I fully agree. My point is that the models fail precisely in considering multiple possibilities. The model’s response is not just “incorrect”; it provides its reasoning, as I requested. And that reasoning is incorrect because it only considers one possibility to reach its conclusion, leading to flawed argumentation. This issue reveals the model’s inability in terms of analysis and interpretation before attempting to solve the problem.

1 Like

I just always remind myself that it does not know what I mean unless I am as clear as crystal.

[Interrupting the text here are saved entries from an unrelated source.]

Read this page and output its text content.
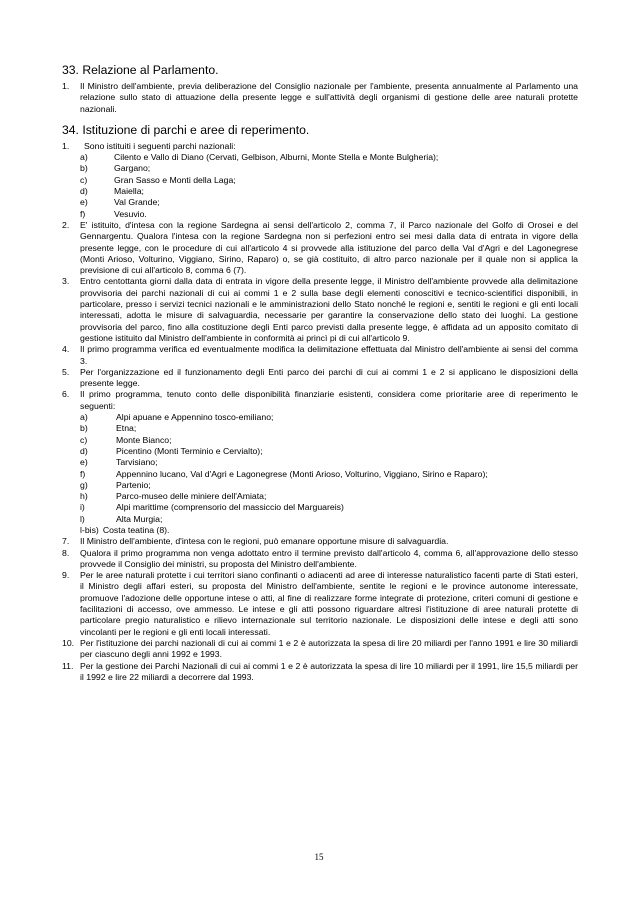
33. Relazione al Parlamento.
1. Il Ministro dell'ambiente, previa deliberazione del Consiglio nazionale per l'ambiente, presenta annualmente al Parlamento una relazione sullo stato di attuazione della presente legge e sull'attività degli organismi di gestione delle aree naturali protette nazionali.
34. Istituzione di parchi e aree di reperimento.
1. Sono istituiti i seguenti parchi nazionali:
a)	Cilento e Vallo di Diano (Cervati, Gelbison, Alburni, Monte Stella e Monte Bulgheria);
b)	Gargano;
c)	Gran Sasso e Monti della Laga;
d)	Maiella;
e)	Val Grande;
f)	Vesuvio.
2. E' istituito, d'intesa con la regione Sardegna ai sensi dell'articolo 2, comma 7, il Parco nazionale del Golfo di Orosei e del Gennargentu. Qualora l'intesa con la regione Sardegna non si perfezioni entro sei mesi dalla data di entrata in vigore della presente legge, con le procedure di cui all'articolo 4 si provvede alla istituzione del parco della Val d'Agri e del Lagonegrese (Monti Arioso, Volturino, Viggiano, Sirino, Raparo) o, se già costituito, di altro parco nazionale per il quale non si applica la previsione di cui all'articolo 8, comma 6 (7).
3. Entro centottanta giorni dalla data di entrata in vigore della presente legge, il Ministro dell'ambiente provvede alla delimitazione provvisoria dei parchi nazionali di cui ai commi 1 e 2 sulla base degli elementi conoscitivi e tecnico-scientifici disponibili, in particolare, presso i servizi tecnici nazionali e le amministrazioni dello Stato nonché le regioni e, sentiti le regioni e gli enti locali interessati, adotta le misure di salvaguardia, necessarie per garantire la conservazione dello stato dei luoghi. La gestione provvisoria del parco, fino alla costituzione degli Enti parco previsti dalla presente legge, è affidata ad un apposito comitato di gestione istituito dal Ministro dell'ambiente in conformità ai princì pi di cui all'articolo 9.
4. Il primo programma verifica ed eventualmente modifica la delimitazione effettuata dal Ministro dell'ambiente ai sensi del comma 3.
5. Per l'organizzazione ed il funzionamento degli Enti parco dei parchi di cui ai commi 1 e 2 si applicano le disposizioni della presente legge.
6. Il primo programma, tenuto conto delle disponibilità finanziarie esistenti, considera come prioritarie aree di reperimento le seguenti:
a)	Alpi apuane e Appennino tosco-emiliano;
b)	Etna;
c)	Monte Bianco;
d)	Picentino (Monti Terminio e Cervialto);
e)	Tarvisiano;
f)	Appennino lucano, Val d'Agri e Lagonegrese (Monti Arioso, Volturino, Viggiano, Sirino e Raparo);
g)	Partenio;
h)	Parco-museo delle miniere dell'Amiata;
i)	Alpi marittime (comprensorio del massiccio del Marguareis)
l)	Alta Murgia;
l-bis) Costa teatina (8).
7. Il Ministro dell'ambiente, d'intesa con le regioni, può emanare opportune misure di salvaguardia.
8. Qualora il primo programma non venga adottato entro il termine previsto dall'articolo 4, comma 6, all'approvazione dello stesso provvede il Consiglio dei ministri, su proposta del Ministro dell'ambiente.
9. Per le aree naturali protette i cui territori siano confinanti o adiacenti ad aree di interesse naturalistico facenti parte di Stati esteri, il Ministro degli affari esteri, su proposta del Ministro dell'ambiente, sentite le regioni e le province autonome interessate, promuove l'adozione delle opportune intese o atti, al fine di realizzare forme integrate di protezione, criteri comuni di gestione e facilitazioni di accesso, ove ammesso. Le intese e gli atti possono riguardare altresì l'istituzione di aree naturali protette di particolare pregio naturalistico e rilievo internazionale sul territorio nazionale. Le disposizioni delle intese e degli atti sono vincolanti per le regioni e gli enti locali interessati.
10. Per l'istituzione dei parchi nazionali di cui ai commi 1 e 2 è autorizzata la spesa di lire 20 miliardi per l'anno 1991 e lire 30 miliardi per ciascuno degli anni 1992 e 1993.
11. Per la gestione dei Parchi Nazionali di cui ai commi 1 e 2 è autorizzata la spesa di lire 10 miliardi per il 1991, lire 15,5 miliardi per il 1992 e lire 22 miliardi a decorrere dal 1993.
15
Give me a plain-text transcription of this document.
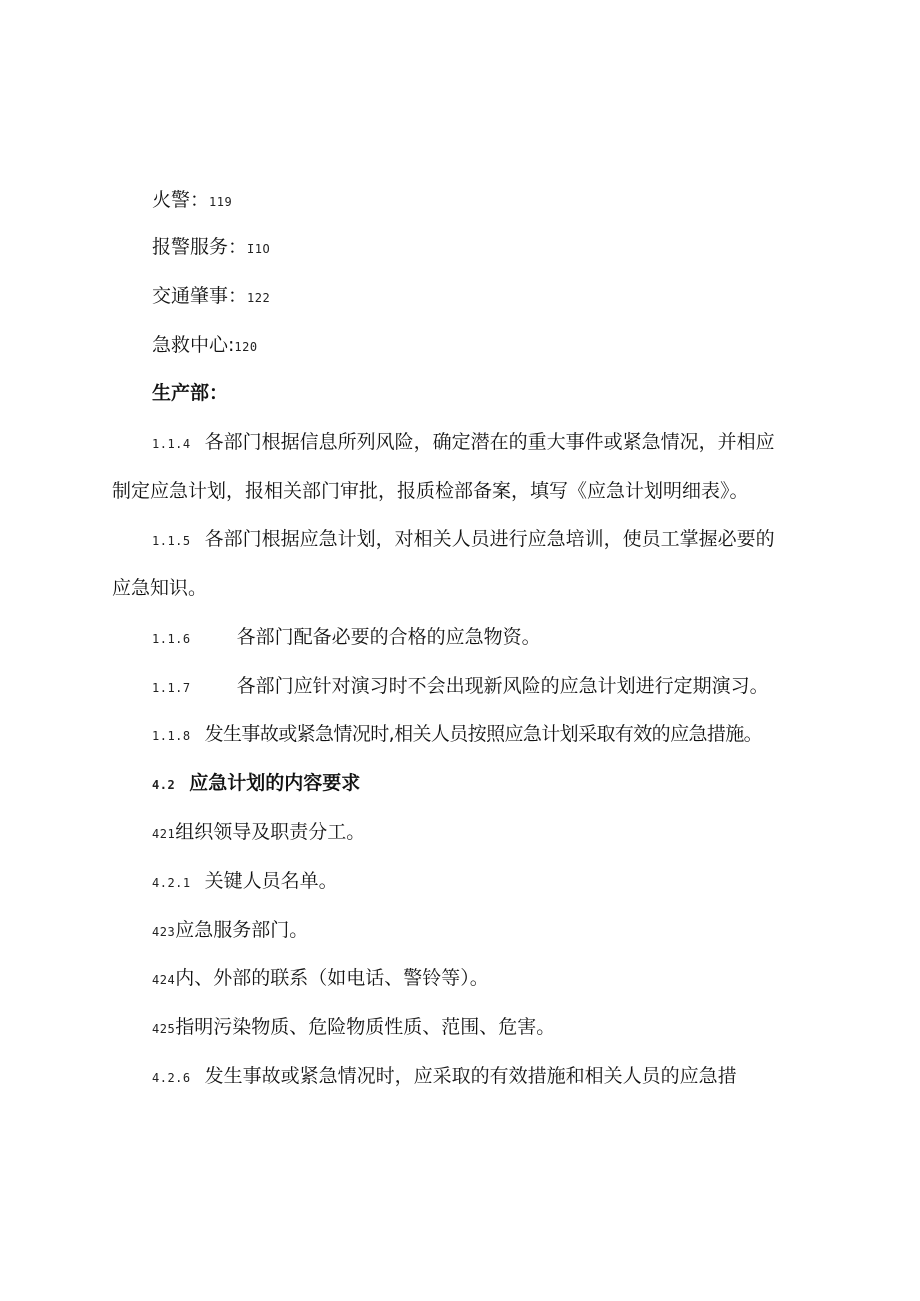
火警：119
报警服务：I1O
交通肇事：122
急救中心:120
生产部：
1.1.4 各部门根据信息所列风险，确定潜在的重大事件或紧急情况，并相应
制定应急计划，报相关部门审批，报质检部备案，填写《应急计划明细表》。
1.1.5 各部门根据应急计划，对相关人员进行应急培训，使员工掌握必要的
应急知识。
1.1.6 各部门配备必要的合格的应急物资。
1.1.7 各部门应针对演习时不会出现新风险的应急计划进行定期演习。
1.1.8 发生事故或紧急情况时,相关人员按照应急计划采取有效的应急措施。
4.2 应急计划的内容要求
421组织领导及职责分工。
4.2.1 关键人员名单。
423应急服务部门。
424内、外部的联系（如电话、警铃等）。
425指明污染物质、危险物质性质、范围、危害。
4.2.6 发生事故或紧急情况时，应采取的有效措施和相关人员的应急措
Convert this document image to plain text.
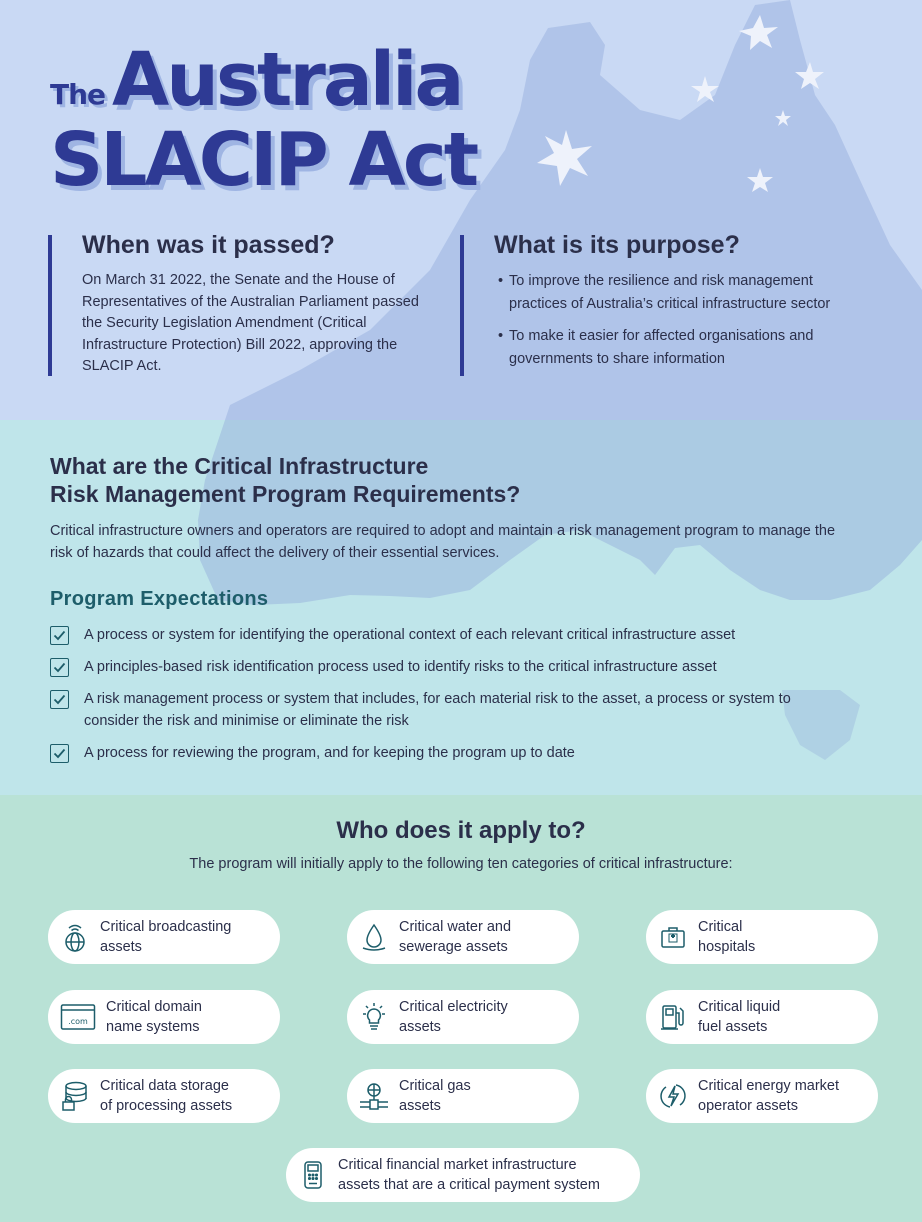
The Australia
SLACIP Act
When was it passed?

On March 31 2022, the Senate and the House of Representatives of the Australian Parliament passed the Security Legislation Amendment (Critical Infrastructure Protection) Bill 2022, approving the SLACIP Act.

What is its purpose?
• To improve the resilience and risk management practices of Australia’s critical infrastructure sector
• To make it easier for affected organisations and governments to share information
What are the Critical Infrastructure
Risk Management Program Requirements?

Critical infrastructure owners and operators are required to adopt and maintain a risk management program to manage the risk of hazards that could affect the delivery of their essential services.

Program Expectations
A process or system for identifying the operational context of each relevant critical infrastructure asset
A principles-based risk identification process used to identify risks to the critical infrastructure asset
A risk management process or system that includes, for each material risk to the asset, a process or system to consider the risk and minimise or eliminate the risk
A process for reviewing the program, and for keeping the program up to date
Who does it apply to?
The program will initially apply to the following ten categories of critical infrastructure:
Critical broadcasting
assets
Critical water and
sewerage assets
Critical
hospitals
.com
Critical domain
name systems
Critical electricity
assets
Critical liquid
fuel assets
Critical data storage
of processing assets
Critical gas
assets
Critical energy market
operator assets
Critical financial market infrastructure
assets that are a critical payment system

I think most PhDs would have a problem with this as well. Most people are accustomed to only being asked to provide a single answer; it seems to be the favored human default lol. You are correct in that it should have stopped you and said “Well, can we clear some of this up?” That is when the research tool might be helpful because it actually does one of these clairty and ambiguity checks before going to work for you to solve your problem. This is not your mistake, it is just the current capability of the chatbot. I think my main point is that we must always be as explict in our articulation of questions and answers, painfully so. We need to spell out all the rules and parameters and most importantly our expectations. If the machine does not know what we really want, it will guess. In this case the guess is not wrong, it was just incomplete and revealed a directional hole of sorts.

1 Like

I get it now.

It’s now really about it being correctly, but about it being capable of raising new hypothesis that weren’t openly explained, something that an average Joe wouldn’t think but a “researcher” would eventually think of.

Well, it was an interesting debate anyway. Thanks for sharing it with us!

1 Like

Why complain and say what the model “should have done”?

Ever considered that your version of “what it should have done” might simply not match “what the people who built it think it should do”?

Are they right and your wrong, vice versa? Why the binary perspective on such things?

How about: they made it → I use it → if I want a different one I’ll make my own → or I’ll learn what they actually built and adjust my own usage of it to get the results I want based on what was actually built by those who created it → instead of complaining that it’s not exactly matched to my perspetive.

Lot easier to adjust your perspective than it is to adjust a multi trillion parameter LLM model!